When old student houses belonging to Cambridge University dating back to the 1930s were being torn down for new halls, a surprising discovery was made. An early medieval graveyard with numerous artifacts was unearthed and has been described as “one of the most exciting finds of Anglo-Saxon archaeology since the 19th century”.
A team from Albion Archaeology hired by King’s College discovered more than 60 graves and approximately 200 artifacts that included jewelry (bead necklaces and bronze brooches), short blades, swords, glass flasks, and pottery. The majority of the items date back to early part of the Anglo-Saxon Period (400 to 650 CE) but some evidence of structures from the Iron Age as well as Roman earthworks were revealed. (Pictures can be seen here.)
And surprisingly, the remains were “well preserved” according to Dr. Caroline Goodson who teaches early medieval history at King’s. She said, “The alkaline soil, which is typical around here, hasn’t decomposed the bones.” This is good news for archaeologists because they’ll be able to perform even more detailed analysis on the remains in order to find out more information about the deceased individuals such as what they ate while they were alive.
She went into further details about the graves and specifically about the glass that was shaped like a small wine barrel from the late Roman period. “It looks like a classic Roman object being reused in a post-Roman context, as grave goods,” she said, adding that a different grave looked like a normal 5th century Roman burial. This may suggest that the burial ground was still being used even after the Roman period.

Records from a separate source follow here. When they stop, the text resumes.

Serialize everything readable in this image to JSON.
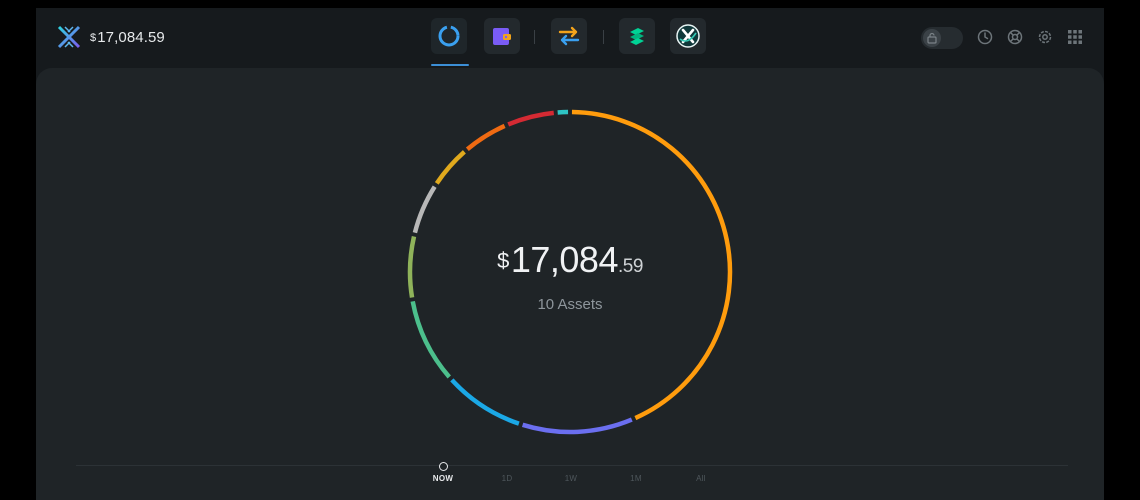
{
  "header": {
    "currency_symbol": "$",
    "balance": "17,084.59",
    "nav_tabs": [
      {
        "id": "portfolio",
        "icon": "portfolio-donut-icon",
        "active": true
      },
      {
        "id": "wallet",
        "icon": "wallet-icon",
        "active": false
      },
      {
        "id": "exchange",
        "icon": "exchange-arrows-icon",
        "active": false
      },
      {
        "id": "compound",
        "icon": "compound-icon",
        "active": false
      },
      {
        "id": "xclusive",
        "icon": "x-coin-icon",
        "active": false
      }
    ],
    "right_icons": [
      "lock-icon",
      "history-icon",
      "support-icon",
      "settings-icon",
      "grid-icon"
    ]
  },
  "portfolio": {
    "currency_symbol": "$",
    "balance_whole": "17,084",
    "balance_cents": ".59",
    "asset_count": "10 Assets"
  },
  "allocation": [
    {
      "color": "#ff9c0d",
      "share": 0.428
    },
    {
      "color": "#6b6ff0",
      "share": 0.113
    },
    {
      "color": "#1ba8e6",
      "share": 0.083
    },
    {
      "color": "#4cbf8c",
      "share": 0.087
    },
    {
      "color": "#8fb35a",
      "share": 0.064
    },
    {
      "color": "#b8b8b8",
      "share": 0.053
    },
    {
      "color": "#e0a91d",
      "share": 0.045
    },
    {
      "color": "#ef6a12",
      "share": 0.047
    },
    {
      "color": "#d42a33",
      "share": 0.05
    },
    {
      "color": "#2ec4c4",
      "share": 0.014
    }
  ],
  "timeline": {
    "items": [
      "NOW",
      "1D",
      "1W",
      "1M",
      "All"
    ],
    "active": "NOW"
  },
  "colors": {
    "accent": "#3c8fd6",
    "background": "#161a1d",
    "panel": "#1f2427"
  }
}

Archaeologists have yet to find “strong evidence” that prove those living in the 6th century were continuing to bury their deceased close to graves from the late Roman period, but since large graveyards like this one have very rarely been studied by using advanced modern technology, the theory is very possible.
Goodson went on to note, “It would be great to say very clearly – and we’re going to need an ample suite of carbon-14 dates to do this –… that we’ve got people using this site from the fifth until the seventh century.” “We can see that the burial of the dead and the treatment of their bodies is particularly significant to the living in a way that is different from elsewhere in the post-Roman world.”
But much more work needs to be done. For example, she is optimistic that further analysis may solve the question of whether any of the buried individuals died of the Justinianic plague which first appeared in Europe in the 540s and ended up killing as much as 10% of the population on Earth.